Now may we stand together?

Our Lord in heaven, forgive us in those many, many times in our lives when we haven’t trusted Thee, and haven’t counseled with Thee, when we’ve made decisions on our own and haven’t asked Thee, when we’ve tried to solve our problems by ourselves, when we’ve been self-willed and selfish, Lord forgive us.  And may this day be a day of great inward commitment in our souls:  "From this day on, God is my partner, my fellow worker.  And I will listen to His voice and obey His commandments; and then have a right to expect that the Lord will bless me in my work, bless my family and my children, bless my household.  And maybe, Lord, if enough of us turn to Thee, God would bless and deliver our nation.  But Lord, the nation can’t repent if I don’t repent.  The nation can’t be baptized if I’m not baptized.  The nation can’t trust God if I don’t trust God.  And the nation can’t be blessed if I’m not blessed.  It must start with me.  So, Lord, here I am.  Use me and bless me."

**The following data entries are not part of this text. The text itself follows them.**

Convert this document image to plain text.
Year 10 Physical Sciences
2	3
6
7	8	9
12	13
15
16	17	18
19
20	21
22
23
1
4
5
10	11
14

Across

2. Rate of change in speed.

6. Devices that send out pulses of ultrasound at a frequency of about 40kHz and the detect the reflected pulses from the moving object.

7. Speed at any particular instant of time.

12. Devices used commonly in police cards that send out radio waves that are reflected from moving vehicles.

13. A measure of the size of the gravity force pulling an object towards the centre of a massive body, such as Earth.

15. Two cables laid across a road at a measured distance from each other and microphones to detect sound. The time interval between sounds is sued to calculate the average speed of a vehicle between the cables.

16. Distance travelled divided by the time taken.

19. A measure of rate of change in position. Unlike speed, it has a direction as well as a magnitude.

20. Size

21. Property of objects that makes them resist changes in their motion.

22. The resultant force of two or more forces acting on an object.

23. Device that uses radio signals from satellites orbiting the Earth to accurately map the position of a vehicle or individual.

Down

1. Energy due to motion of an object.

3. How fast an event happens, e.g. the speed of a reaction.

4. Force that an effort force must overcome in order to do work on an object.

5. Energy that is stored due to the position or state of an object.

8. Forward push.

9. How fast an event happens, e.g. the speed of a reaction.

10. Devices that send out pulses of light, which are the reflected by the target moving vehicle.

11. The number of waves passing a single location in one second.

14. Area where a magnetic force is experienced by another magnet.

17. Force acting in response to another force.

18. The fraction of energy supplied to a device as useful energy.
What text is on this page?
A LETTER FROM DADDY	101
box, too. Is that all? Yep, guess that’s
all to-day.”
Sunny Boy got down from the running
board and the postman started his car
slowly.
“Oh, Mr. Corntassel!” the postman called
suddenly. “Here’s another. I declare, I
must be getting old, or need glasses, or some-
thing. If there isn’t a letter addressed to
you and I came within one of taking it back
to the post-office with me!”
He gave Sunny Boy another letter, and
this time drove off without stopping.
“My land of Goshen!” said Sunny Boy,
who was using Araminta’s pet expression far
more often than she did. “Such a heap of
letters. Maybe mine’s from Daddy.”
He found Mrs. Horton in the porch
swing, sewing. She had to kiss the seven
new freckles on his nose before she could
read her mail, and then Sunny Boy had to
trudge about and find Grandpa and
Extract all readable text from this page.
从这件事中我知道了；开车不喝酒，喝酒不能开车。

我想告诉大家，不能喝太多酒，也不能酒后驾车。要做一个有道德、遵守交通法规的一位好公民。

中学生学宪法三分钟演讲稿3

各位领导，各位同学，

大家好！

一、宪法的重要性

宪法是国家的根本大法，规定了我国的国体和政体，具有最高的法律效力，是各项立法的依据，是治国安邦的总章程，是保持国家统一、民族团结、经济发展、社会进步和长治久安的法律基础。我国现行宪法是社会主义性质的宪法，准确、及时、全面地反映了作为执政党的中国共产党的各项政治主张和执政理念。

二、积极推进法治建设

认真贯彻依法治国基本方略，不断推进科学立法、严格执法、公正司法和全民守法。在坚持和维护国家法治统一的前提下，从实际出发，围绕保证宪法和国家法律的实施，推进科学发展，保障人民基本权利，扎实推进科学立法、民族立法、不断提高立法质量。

And in this moment that we stand here before God, just for this moment, as we pray, and in a moment as our choir sings an appeal, a family you, a couple you, one somebody you, coming out of that balcony, down one of those stairways, walking down one of these aisles, "Lord, Lord, this day is a day of decision and commitment for me; I’m coming."  Take your wife by the hand, and say, Dear, let’s both of us go.  Gather your children by your side, and all of you come, or just one somebody you.

And our Lord, in this precious moment of prayer and appeal, may God give us souls, may many turn unto Thee.  And we’ll love Thee for the answers of life, in Thy precious and saving and keeping name, amen.

While we sing, down a stairway, down an aisle, "Here I am, pastor, I’m on the way."  Do it now.  Come now.  Make it now.